Trump Administration: Sex Discrimination Does Not Include Gender Identity

Trump Administration: Sex Discrimination Does Not Include Gender Identity
The Supreme Court building in Washington on Sept. 22, 2017. Samira Bouaou/The Epoch Times
Matthew Vadum
Updated:

WASHINGTON—Civil rights laws don’t protect transgender employees from being fired because of their gender identity, the Trump administration argued in a new filing with the Supreme Court.

The legal brief was filed Aug. 16 in R.G. and G.R. Harris Funeral Homes Inc. v. Equal Employment Opportunities Commission, a lawsuit involving a transgender person, Aimee Stephens, formerly known as Anthony Stephens, who was fired by a Michigan funeral home.

In 2013, Stephens declared a desire to begin dressing as a woman while at work and was fired by Thomas Rost, the Christian owner of the business, who said he was merely upholding a sex-appropriate dress code. Rost made it clear he wouldn’t have fired Stephens for dressing as a woman outside of work. Stephens refused to comply with the sartorial rule and turned down an offer of severance pay.

The U.S. Equal Employment Opportunity Commission (EEOC) sued on Stephens’s behalf and lost at the trial level, but then prevailed in the 6th Circuit Court of Appeals. Citing a 1989 Supreme Court precedent known as Price Waterhouse v. Hopkins, the appeals court found that Stephens was fired unlawfully for failing “to conform to sex stereotypes.”

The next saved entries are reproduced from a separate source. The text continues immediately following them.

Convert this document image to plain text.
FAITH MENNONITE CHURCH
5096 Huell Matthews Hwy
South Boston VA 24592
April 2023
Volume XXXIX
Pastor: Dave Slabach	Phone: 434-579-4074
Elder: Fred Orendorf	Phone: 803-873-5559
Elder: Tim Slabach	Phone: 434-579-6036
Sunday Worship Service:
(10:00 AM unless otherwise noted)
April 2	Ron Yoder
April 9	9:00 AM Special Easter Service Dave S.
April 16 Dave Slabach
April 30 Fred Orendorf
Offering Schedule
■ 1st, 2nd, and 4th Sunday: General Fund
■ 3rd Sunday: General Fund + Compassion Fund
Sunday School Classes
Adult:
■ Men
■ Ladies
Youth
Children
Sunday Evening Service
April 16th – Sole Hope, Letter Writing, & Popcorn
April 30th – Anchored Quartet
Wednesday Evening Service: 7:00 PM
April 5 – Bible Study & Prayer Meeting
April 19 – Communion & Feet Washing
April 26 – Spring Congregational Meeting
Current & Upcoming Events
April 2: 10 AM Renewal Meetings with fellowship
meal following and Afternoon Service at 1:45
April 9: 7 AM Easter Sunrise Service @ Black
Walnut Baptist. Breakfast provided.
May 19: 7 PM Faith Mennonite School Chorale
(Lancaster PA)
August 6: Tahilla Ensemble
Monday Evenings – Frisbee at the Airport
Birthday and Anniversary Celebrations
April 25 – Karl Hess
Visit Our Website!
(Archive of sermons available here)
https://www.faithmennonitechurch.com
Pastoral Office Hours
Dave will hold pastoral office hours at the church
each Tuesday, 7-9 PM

While the case was working its way through the judicial system, in October 2017, the Trump administration announced that going forward the Department of Justice would take the position that the law’s “prohibition on sex discrimination encompasses discrimination between men and women but does not encompass discrimination based on gender identity per se.”

The decision undid a December 2014 directive issued by the Obama administration that took the opposite position.

On April 22, the Supreme Court agreed to hear the funeral home’s appeal but a date for oral arguments hasn’t yet been scheduled. The Supreme Court will consider whether the sex-discrimination provision in Title VII of the Civil Rights Act forbids discrimination against transgender individuals, whether because of their transgender status or because they don’t adhere to culturally accepted notions of how men or women should appear or behave.

“Congress has enacted definitions of a number of terms used in the statute, but it has never enacted a Title VII-specific definition of ‘sex,’” Solicitor General Noel J. Francisco wrote in the brief.

The brief states that at one point Congress added a provision to the statute stating that “[the] terms ‘because of sex’ or ‘on the basis of sex’ include, but are not limited to, because of or on the basis of pregnancy, childbirth, or related medical conditions,” but “Congress has otherwise left ‘sex’ undefined.”

John Bursch, a vice president and senior counsel for the Alliance Defending Freedom, a Christian public interest law firm based in Scottsdale, Arizona, that is representing the funeral home, argued in an op-ed at National Review that if the business loses the case, “legal chaos and adverse consequences for everyone” will be unleashed.

“If ‘sex’ is governed by ‘gender identity,’ organizations will no longer be able to maintain sex-specific sleeping facilities, showers, restrooms, and locker rooms,“ said Bursch. ”Men can take jobs reserved for women, such as a position playing in the Women’s National Basketball Association, or a job as a female nurse hired to care for an elderly woman’s private needs. Scarce jobs requiring fitness tests, such as police and fire positions, can exclude women as they are forced to compete against men who identify as female.”

In its petition to the Supreme Court, the funeral home stated: “Redefining ‘sex’ to mean ‘gender identity’ is no trivial matter. Doing so shifts what it means to be male or female from a biological reality based in anatomy and physiology to a subjective perception evidenced by what people profess they feel.”